Using these definitions, we can establish the following recurrence relation: $$(w_{x_{i}}^s, w_{x_{i}}^e) = \Big(sd_{x_{i-1}} - \left \lfloor{\frac{l_x}{2}}\right \rfloor, \ sd_{x_{i-1}} + \left \lfloor{\frac{l_x}{2}}\right \rfloor\Big)$$ $$(w_{y_{i}}^s, w_{y_{i}}^e) = \Big(sd_{y_{i-1}} - \left \lfloor{\frac{l_y}{2}}\right \rfloor, \ sd_{y_{i-1}} + \left \lfloor{\frac{l_y}{2}}\right \rfloor\Big)$$ $$d_{x_{i}} = \text{argmax}_{w_{x_{i}}^s \leq x \leq w_{x_{i}}^e} \text{NCC}(\text{im}_\text{fixed}, \text{displace}(\text{scale}(\text{im}, s^{k-i}), (x, 0)))$$ $$d_{y_{i}} = \text{argmax}_{w_{y_{i}}^s \leq y \leq w_{y_{i}}^e} \text{NCC}(\text{im}_\text{fixed}, \text{displace}(\text{scale}(\text{im}, s^{k-i}), (d_{x_{i}}, y)))$$

We can continue this iterative process until we find $(d_{x_{k-1}}, d_{y_{k-1}})$, which will give us the optimal displacement on the original image. Interestingly, fixing the green channel and finding the displacements on the blue and red channels seemed to work better than fixing the blue channel. This might be due to the fact that the green channel has the greatest variance, making it the best image to compare against.


Bells and Whistles

Upon implementing the naive pyramid search, the produced pictures were still slightly noisy and hazy, with the channels being slightly offset. It seemed like the algorithm could use better features for alignment. Specifically, aligning images based on the various edges in the image makes sense -- these edges exist across all three channels and are very strong signals regarding how to align the images. As such, I used skimage's Canny edge detector to preprocess the images, and aligned the plates using the Canny-filtered images.

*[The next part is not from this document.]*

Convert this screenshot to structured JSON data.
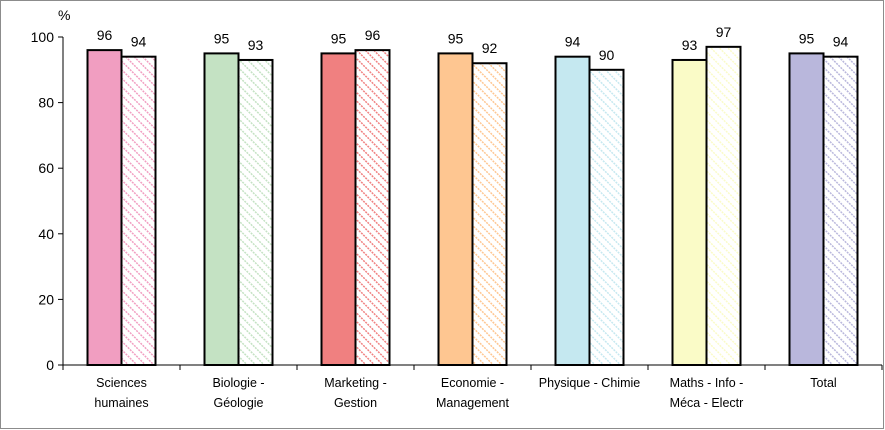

Here are some examples of before filtering versus after filtering:

Before (without Canny filtering) After (with Canny filtering) Aligned Canny Images


Overall Image Results

Here are the colorized image results on all of the example images:
1. Cathedral
Blue offset = (-8, 0), Red offset = (7, -1)
2. Church
Blue offset = (-24, -4), Red offset = (31, -8)
3. Emir
Blue offset = (-46, -19), Red offset = (56, 17)
4. Harvesters
Blue offset = (-60, -18), Red offset = (64, -3)
5. Icon
Blue offset = (-41, -16), Red offset = (48, 5)
6. Lady
Blue offset = (-58, 0), Red offset = (63, 3)
7. Melons
Blue offset = (-86, -4), Red offset = (96, 4)
8. Onion Church
Blue offset = (-46, -36), Red offset = (61, 0)
9. Self Portrait
Blue offset = (-81, -31), Red offset = (96, 9)
10. Three Generations
Blue offset = (-57, -17), Red offset = (58, -6)
11. Train
Blue offset = (-40, 1), Red offset = (39, 26)
12. Workshop
Blue offset = (-56, 1), Red offset = (52, -10)
Here are the results ran on a couple examples of my own choosing:
1. Cheremukha
Blue offset = (26, -5), Red offset = (-12, 2)
2. Suna River
Blue offset = (-25, 6), Red offset = (77, -6)
3. Turkmenistan Mosque
Blue offset = (-33, -1), Red offset = (48, 2)